Remember when interest rates were bouncing around the 6-7% mark, and homes were flying off the shelves? And remember how buyers in that wild market would forgo inspections, write offers on the hoods of their cars, and painstakingly draft impassioned letters of introduction to sellers, pleading for clemency in the life-sentence of homelessness the market was imposing on them? We’ve all watched the steady deflation of the confidence that accompanied those times, to be replaced by the looming grey cloud of indecision and angst.
However, the reality is that rates have fluctuated less than 3 points in the past 8 years (2000-2007)- all the way back as far as 2000, when we reached a high that year of 8.52%, right around the time the DotBombs were imploding, and the country was talking recession. The lowest we’ve seen since then was June of 2003, when rates briefly bottomed at 5.23%. Throughout the next 4 years, the lowest point was a short stop at 5.45% in March of 2004. The remainder of that timespan was spent hovering between the high 5’s, to the high 6’s.
On the surface of it, there are a few obvious reasons for the mental shift; the subprime collapse, Wall Street’s subsequent malaise, an interminable election, to accompany an equally interminable war, and the list goes on. However, as I look at the chart of interest rates over the past 30 years, I can’t help but think that maybe the Fed’s got it all wrong. Maybe instead of a stimulus carrot, in the form of lowered interest rates, Bernanke needs to provide a stimulus stick- in the form of a rate hike.
If you look at it, the market’s appear stuck; buyer’s aren’t buying, businesses are slowing, and banks are still losing money, which we, the taxpayers, get to shoulder as part of our tax burden thanks to the generous ‘handout’ they were provided earlier this year. Part of the revenue stream those banks need comes from interest rates- the wider the spread, the better. If you look at it, we’re in a descending spiral on most fronts: shrinking employment numbers, declining prices on homes, fuel, and consumer goods, and further rumors of lower interest rates. It all sounds like a serious lack of confidence.

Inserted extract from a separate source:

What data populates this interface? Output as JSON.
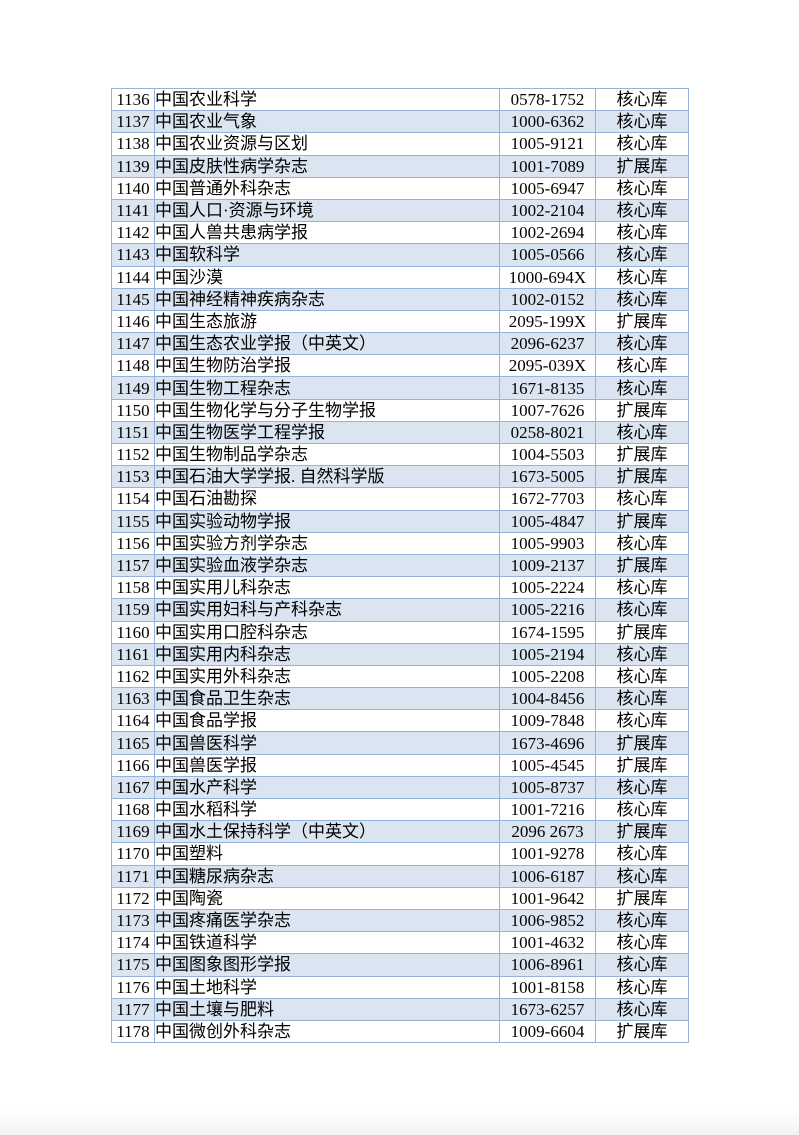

Maybe, and this may sound counterintuitive, but humor me for a minute. What if the Fed announced they were going to begin hiking interest rates? I’m guessing there would suddenly be a significant number of homebuyers finding a new motivation to buy, as they witnessed the erosion of their buying power in very real terms. Rather than waiting like school girls in a game of double dutch, anxiously timing the next swing of the market, they’d have a clear signal that the rope was on the upswing, and it’s time to play, or miss out.
Wouldn’t a rate hike also indicate a bump in confidence from those in the know? If inflation, rather than deflation, were a concern, wouldn’t that indicate economic growth? And, taking this little confidence game to its logical end, wouldn’t we all feel just a little better knowing that steps were being taken to prevent things from getting out of hand in the growth department?
Assuming we all bought the story, which thus far we’re all assuming we’ve got the inside scoop on the status quo, wouldn’t we start acting just that little bit more confident in our future earning ability? And how do you think that would affect the bottom line? I, for one, think it’s worth a try. I mean, put in perspective, I like my confidence game a whole lot more than the one Bernard Madoff pulled!
Author’s Note: I prepared this as a draft the day before the Fed annouced they were dropping the rate to the ‘New Historic Low’. I guess we’re not on the same wavelength. However, in my defense, as the previous link indicates, response to this news has been mixed, and with a couple of days to think about it, investors are already looking for new ways to outsmart themselves.